Ou « c’est le chemin qui compte, pas le but »
Déstabilisant, non ?
Depuis toujours l’homme se pose la question de sa présence dans l’univers et du pourquoi de sa naissance :
– que fait-il là ?
– où va-t-il ?
– que se passe-t-il après la mort ?
C’est d’ailleurs la peur de disparaître qui l’intrigue et lui fait peur !
Et c’est cette interrogation qui détermine une quête pour connaître le sens de la vie, car même comblé, tout homme se sent imparfait et ressent l’existence d’un but à atteindre, un but pour conjuguer le verbe être au lieu du verbe avoir.
Donner un sens, une direction à la vie, refuser la souffrance, rechercher le bonheur, mais pas le bonheur terrestre vers les compensations, vers les affirmations de notre MOI, vers le succès.
La condition humaine doit trouver un équilibre, une voie du milieu, entre une venue au monde nullement désirée et programmée et une mort dont on ne connaît pas l’heure. Comment aborder cette problématique ?
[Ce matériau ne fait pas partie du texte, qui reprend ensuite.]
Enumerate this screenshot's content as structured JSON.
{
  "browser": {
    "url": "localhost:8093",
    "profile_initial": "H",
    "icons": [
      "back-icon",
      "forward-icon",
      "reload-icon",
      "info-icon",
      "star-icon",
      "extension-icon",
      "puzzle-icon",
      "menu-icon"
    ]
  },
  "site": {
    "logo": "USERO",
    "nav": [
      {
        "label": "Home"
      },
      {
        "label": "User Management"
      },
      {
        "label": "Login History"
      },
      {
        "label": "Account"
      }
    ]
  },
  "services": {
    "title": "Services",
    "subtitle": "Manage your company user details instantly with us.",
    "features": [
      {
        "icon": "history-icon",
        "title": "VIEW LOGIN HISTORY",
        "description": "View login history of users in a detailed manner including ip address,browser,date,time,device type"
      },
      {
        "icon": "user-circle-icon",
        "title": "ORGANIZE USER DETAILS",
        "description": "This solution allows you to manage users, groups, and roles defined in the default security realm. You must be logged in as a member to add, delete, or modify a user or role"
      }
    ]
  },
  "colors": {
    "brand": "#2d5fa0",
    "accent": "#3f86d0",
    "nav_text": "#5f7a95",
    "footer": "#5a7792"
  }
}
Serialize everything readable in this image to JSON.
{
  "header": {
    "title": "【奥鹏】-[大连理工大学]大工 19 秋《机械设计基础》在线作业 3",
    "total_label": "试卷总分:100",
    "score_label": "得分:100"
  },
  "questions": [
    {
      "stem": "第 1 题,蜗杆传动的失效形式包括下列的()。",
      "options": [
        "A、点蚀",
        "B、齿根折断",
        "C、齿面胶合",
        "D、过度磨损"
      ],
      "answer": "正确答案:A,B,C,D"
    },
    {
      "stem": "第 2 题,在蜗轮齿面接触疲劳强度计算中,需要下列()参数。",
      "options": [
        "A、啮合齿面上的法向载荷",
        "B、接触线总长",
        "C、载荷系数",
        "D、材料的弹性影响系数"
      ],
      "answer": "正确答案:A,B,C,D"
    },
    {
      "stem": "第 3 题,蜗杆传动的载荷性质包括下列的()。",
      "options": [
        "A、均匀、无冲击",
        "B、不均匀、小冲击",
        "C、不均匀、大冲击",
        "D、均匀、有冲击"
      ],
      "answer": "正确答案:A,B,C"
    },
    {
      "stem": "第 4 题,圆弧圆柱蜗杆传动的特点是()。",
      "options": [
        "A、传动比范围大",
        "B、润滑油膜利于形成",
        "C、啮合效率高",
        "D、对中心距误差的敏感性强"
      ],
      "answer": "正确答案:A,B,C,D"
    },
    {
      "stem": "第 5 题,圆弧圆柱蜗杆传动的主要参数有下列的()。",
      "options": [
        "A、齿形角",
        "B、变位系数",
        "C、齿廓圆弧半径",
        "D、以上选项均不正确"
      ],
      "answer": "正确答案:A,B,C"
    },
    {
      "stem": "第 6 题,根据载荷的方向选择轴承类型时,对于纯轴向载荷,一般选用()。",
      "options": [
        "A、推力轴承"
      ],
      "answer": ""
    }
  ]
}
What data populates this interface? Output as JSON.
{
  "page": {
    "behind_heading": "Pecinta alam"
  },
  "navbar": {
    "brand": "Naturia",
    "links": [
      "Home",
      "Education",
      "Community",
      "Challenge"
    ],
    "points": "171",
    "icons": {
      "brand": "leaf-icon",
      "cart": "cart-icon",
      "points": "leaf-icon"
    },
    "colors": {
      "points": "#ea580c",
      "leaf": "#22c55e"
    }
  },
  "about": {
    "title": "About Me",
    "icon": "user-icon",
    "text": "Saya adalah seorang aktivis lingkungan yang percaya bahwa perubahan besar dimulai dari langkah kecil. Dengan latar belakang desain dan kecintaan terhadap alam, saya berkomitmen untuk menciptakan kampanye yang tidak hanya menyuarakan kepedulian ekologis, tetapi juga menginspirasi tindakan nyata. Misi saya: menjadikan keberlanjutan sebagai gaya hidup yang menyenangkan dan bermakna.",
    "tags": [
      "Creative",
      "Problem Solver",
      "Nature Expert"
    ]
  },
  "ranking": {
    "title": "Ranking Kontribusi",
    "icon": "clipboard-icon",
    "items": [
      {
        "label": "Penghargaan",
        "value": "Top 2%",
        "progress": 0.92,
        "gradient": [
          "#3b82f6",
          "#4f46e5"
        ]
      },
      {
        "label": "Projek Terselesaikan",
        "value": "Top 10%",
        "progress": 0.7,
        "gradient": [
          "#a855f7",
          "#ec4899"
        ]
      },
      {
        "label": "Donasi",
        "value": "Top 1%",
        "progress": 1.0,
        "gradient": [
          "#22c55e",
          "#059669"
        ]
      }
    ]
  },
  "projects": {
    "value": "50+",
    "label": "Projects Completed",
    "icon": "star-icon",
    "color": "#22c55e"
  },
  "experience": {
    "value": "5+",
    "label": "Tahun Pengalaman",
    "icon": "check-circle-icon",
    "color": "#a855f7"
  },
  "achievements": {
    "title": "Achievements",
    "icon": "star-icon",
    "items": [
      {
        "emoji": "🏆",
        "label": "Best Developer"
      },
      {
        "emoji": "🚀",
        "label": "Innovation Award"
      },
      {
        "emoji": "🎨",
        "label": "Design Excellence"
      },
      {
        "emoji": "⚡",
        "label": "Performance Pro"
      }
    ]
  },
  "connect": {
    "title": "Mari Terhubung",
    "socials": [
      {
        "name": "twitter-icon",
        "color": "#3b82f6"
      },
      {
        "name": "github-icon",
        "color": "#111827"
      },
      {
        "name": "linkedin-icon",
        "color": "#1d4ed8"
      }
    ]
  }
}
Toutes les méthodes, toutes les voies sont humaines et donc loin de la perfection. Il n’y en a pas de bonnes ou de mauvaises, il y a une méthode ou un mélange de méthodes qui convient à une personnalité, parfois pour une vie, parfois pour un moment donné au fur et à mesure de notre chemin.
Seule compte la recherche de notre voie et c’est cela qui nous élève car, contrairement à une religion pour aller dans je ne sais quel paradis ou enfer dans une vie future, c’est pour ici et maintenant.
Voilà notre chemin semble tracé, mais ce n’est pas un long fleuve tranquille.
Que d’obstacles, que de doutes, que d’échecs, que d’ennemis qui nous guettent pour nous anéantir. Tout d’abord l’égo ce compagnon de route, et ensuite notre illusion d’agir avec le libre arbitre ? Mais quel libre arbitre ? Ne sommes nous pas prisonniers, façonnés par notre environnement ?
Et puis, recommander une méthode, c’est offrir à l’homme une voie ascendante, une voie où il pourrait progresser, s’améliorer chaque jour, avancer petit à petit vers la lumière avec le courage et la persévérance nécessaire. Mais il se peut que la vrai voie soit descendante jusqu’au moment où l’homme touche le fond, le fond de son désespoir : Il faut avoir utilisé toutes les tentatives, toutes les voies qui aboutissent à une impasse avant de pouvoir, enfin, se réaliser. Mais que de persévérance, que de désillusions qui ébranlent notre équilibre psychique.
L’état intérieur, durant ces moments, est fait d’une humiliation complète avec une vision de soi-même comme n’étant rien.
Et c’est là que les choses se compliquent et que le tremblement de terre a lieu. Tout se déstabilise entrainant nos certitudes vers la folie. Ne sommes nous pas des funambules en équilibre instable sur le fil de la vie ?
Et me direz vous comment va ton ami ? Est il toujours de ce monde ?
Oui, il a quitté ce sentier qui mène à l’impasse. Il a rebroussé chemin et repris une autre route. En fait, la voie qui mène à la lumière n’est pas seulement tortueuse, bordée des difficultés rencontrées et que l’on jette sur le côté. C’est un arbre avec un tronc central, des racines qui représentent les différentes approches et des branches qui ne mènent nul part.
Il va bien, mais ce doute, ces doutes dont on sort grandi et qui permettent d’avancer, laissent parfois des séquelles qui frisent la folie.
Il faut mettre de l’ordre dans le chaos de ses idées, de ses peurs.
Et ce travail, encore des questions, il y a de quoi devenir fou, non ?
Mais après tout, même si nous ne parvenons pas à nous approcher du but ou nous fondre dans l’univers, l’essentiel est de réussir cette vie d’Homme.